Hours after a heated closed-door confrontation with Senate Republicans, President Donald Trump on Wednesday decried the Senate for voting to end the war with Iran, saying that he believes the timing of the measure could interrupt ongoing negotiations and give Iran more leverage.
“We’re doing great in our negotiations with Iran,” Trump said when asked by TIME in the Oval Office whether the Senate vote had complicated talks. “Right in the middle of one of the key things, which we’re going to get anyway, we have breaking news: The Senate has voted that they’d like Trump to stop the war.”
“So Iran sees that,” Trump continued, “They go, ‘What’s that all about?’ No, you know it’s meaningless.”
Trump’s comments followed an increasingly bitter meeting with Senate Republicans that erupted into a shouting match behind closed doors on Wednesday, as the President angrily confronted members of his own party over the Senate’s vote rebuking his handling of the war in Iran.

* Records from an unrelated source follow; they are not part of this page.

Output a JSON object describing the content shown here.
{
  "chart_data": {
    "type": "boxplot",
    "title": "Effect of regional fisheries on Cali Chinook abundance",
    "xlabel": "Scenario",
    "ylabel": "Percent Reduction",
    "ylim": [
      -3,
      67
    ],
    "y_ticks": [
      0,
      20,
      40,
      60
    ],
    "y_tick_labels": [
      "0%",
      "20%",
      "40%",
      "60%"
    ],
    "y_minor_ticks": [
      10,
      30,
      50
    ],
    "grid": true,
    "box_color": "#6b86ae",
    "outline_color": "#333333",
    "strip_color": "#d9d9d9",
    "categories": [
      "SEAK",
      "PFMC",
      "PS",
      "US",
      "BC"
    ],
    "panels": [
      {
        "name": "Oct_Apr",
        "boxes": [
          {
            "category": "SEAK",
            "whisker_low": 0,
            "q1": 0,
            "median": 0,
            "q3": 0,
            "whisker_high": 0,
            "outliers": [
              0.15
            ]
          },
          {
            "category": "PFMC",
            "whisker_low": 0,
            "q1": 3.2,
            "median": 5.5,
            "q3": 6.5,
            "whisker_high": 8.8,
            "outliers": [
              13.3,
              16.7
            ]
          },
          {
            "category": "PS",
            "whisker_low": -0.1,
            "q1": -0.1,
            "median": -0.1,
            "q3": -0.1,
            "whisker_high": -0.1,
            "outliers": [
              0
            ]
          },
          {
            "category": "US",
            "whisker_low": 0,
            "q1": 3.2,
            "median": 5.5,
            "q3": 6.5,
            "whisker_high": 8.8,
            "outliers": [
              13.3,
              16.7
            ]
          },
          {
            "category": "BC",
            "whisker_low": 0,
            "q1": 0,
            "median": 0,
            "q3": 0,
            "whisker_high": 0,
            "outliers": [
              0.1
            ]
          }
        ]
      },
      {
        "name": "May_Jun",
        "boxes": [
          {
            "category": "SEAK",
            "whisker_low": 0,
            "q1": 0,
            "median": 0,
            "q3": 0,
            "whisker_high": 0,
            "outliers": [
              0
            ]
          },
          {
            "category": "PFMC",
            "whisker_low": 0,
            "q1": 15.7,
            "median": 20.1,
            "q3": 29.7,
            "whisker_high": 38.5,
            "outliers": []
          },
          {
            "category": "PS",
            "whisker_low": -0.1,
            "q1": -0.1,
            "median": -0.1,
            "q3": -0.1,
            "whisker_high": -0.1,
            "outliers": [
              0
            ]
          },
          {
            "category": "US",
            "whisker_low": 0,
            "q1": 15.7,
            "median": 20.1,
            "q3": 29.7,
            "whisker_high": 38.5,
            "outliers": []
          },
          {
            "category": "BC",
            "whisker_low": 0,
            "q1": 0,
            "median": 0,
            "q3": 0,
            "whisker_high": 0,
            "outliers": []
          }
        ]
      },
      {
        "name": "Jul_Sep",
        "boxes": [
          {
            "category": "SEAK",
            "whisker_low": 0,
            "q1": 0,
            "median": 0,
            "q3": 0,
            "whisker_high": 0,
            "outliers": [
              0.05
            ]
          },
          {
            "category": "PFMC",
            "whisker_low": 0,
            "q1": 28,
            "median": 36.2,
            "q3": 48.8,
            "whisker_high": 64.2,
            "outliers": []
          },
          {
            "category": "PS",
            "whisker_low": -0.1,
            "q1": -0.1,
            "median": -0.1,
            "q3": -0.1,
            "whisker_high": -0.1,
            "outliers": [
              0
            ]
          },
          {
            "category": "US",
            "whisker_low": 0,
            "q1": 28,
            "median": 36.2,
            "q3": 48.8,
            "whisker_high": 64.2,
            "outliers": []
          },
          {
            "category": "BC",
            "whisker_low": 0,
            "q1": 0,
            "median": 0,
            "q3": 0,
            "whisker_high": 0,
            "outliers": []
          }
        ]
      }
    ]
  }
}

The confrontation unfolded during a private lunch meeting at the Capitol, where Trump had originally been expected to pressure senators to advance his election legislation, known as the SAVE America Act. Instead, according to senators present, the discussion was dominated by a bipartisan vote a day earlier directing the President to end military operations against Iran or seek congressional authorization to continue them—a largely symbolic measure but one that nonetheless marked the first time the Senate had formally approved a war powers resolution related to the conflict.
The episode laid bare a widening struggle between Trump and Senate Republicans over the foreign policy issue as the party heads into the midterm elections. Senators described the President arriving visibly angry and launching into an extended denunciation of the four Republicans who joined Democrats in supporting the Iran resolution: Senators Lisa Murkowski of Alaska, Susan Collins of Maine, Rand Paul of Kentucky, and Bill Cassidy of Louisiana.
Cassidy, who lost his primary this year after Trump endorsed a challenger, later recounted standing up to defend his vote, setting off a heated exchange with the President. “I stood and said, ‘You have not told the American people what’s going on,’” Cassidy told reporters afterward. “This was supposed to last four weeks, it’s lasted four months. Our original objectives have not been achieved.”
Cassidy said he and the President “went back and forth” and that he “matched his tone and volume” during the exchange before attempting to lower tensions. “I am voting for war powers until I get a briefing,” he said. “I did not want to be bullied.”
The Senate War Powers resolution carried little practical effect because it cannot, by itself, force the President to withdraw forces. But its adoption represented a significant bipartisan statement that many lawmakers believe Congress should play a larger role in decisions about an extended military conflict.
Shortly after Trump’s comments in the Oval Office dismissing the War Powers vote, Senator Lindsey Graham of South Carolina, a vocal supporter of military action against Iran, posted on social media that “The president’s concern about Iran being emboldened by this vote in the middle of negotiations to end this war is not unwarranted” and that “votes like this have the unintended consequence of extending the conflict.” He called for a re-vote on the War Powers Resolution.
Trump’s comments reflected a central argument advanced by the White House throughout the conflict: that public displays of division inside the President’s party can weaken U.S. leverage abroad. But Democrats and the four Republicans who voted with them have countered that congressional oversight is especially important in a military operation that has expanded well beyond its original timeline and objectives. Many of Trump’s allies have also raised questions about the Administration’s proposed settlement with Iran, even as they stopped short of backing congressional efforts to restrain him.
“Democrats, they want to lose the war because they’re stupid,” Trump said Wednesday. “That’s why we call them Dum-ocrats, you know. I no longer use the E. I use—I’ve changed the E into a U. We call them Dum-ocrats. They’re dumb.”
The Senate GOP lunch was intended to smooth tensions over the SAVE America Act, Trump’s priority legislation that would require proof of citizenship for voter registration and impose other election-related restrictions. He has repeatedly urged Senate Republicans to weaken or eliminate the filibuster to advance the measure despite insistence from Senate leaders that the votes do not exist.
Just before the lunch meeting, Trump abruptly canceled the signing of a landmark bipartisan housing bill, and announced he wouldn’t sign the bill until Congress passed the SAVE America Act. The housing bill can still pass without Trump’s signature.
Senator John Thune of South Dakota, the majority leader, has argued that the SAVE America Act doesn’t have the votes and cannot overcome Senate procedural hurdles. On Tuesday, he bluntly said that passage is “just not realistic.”
Earlier Wednesday, as he was leaving the contentious lunch, Trump told reporters that, “We like our leader” before adding: “I don’t like a few people, but that’s ok.”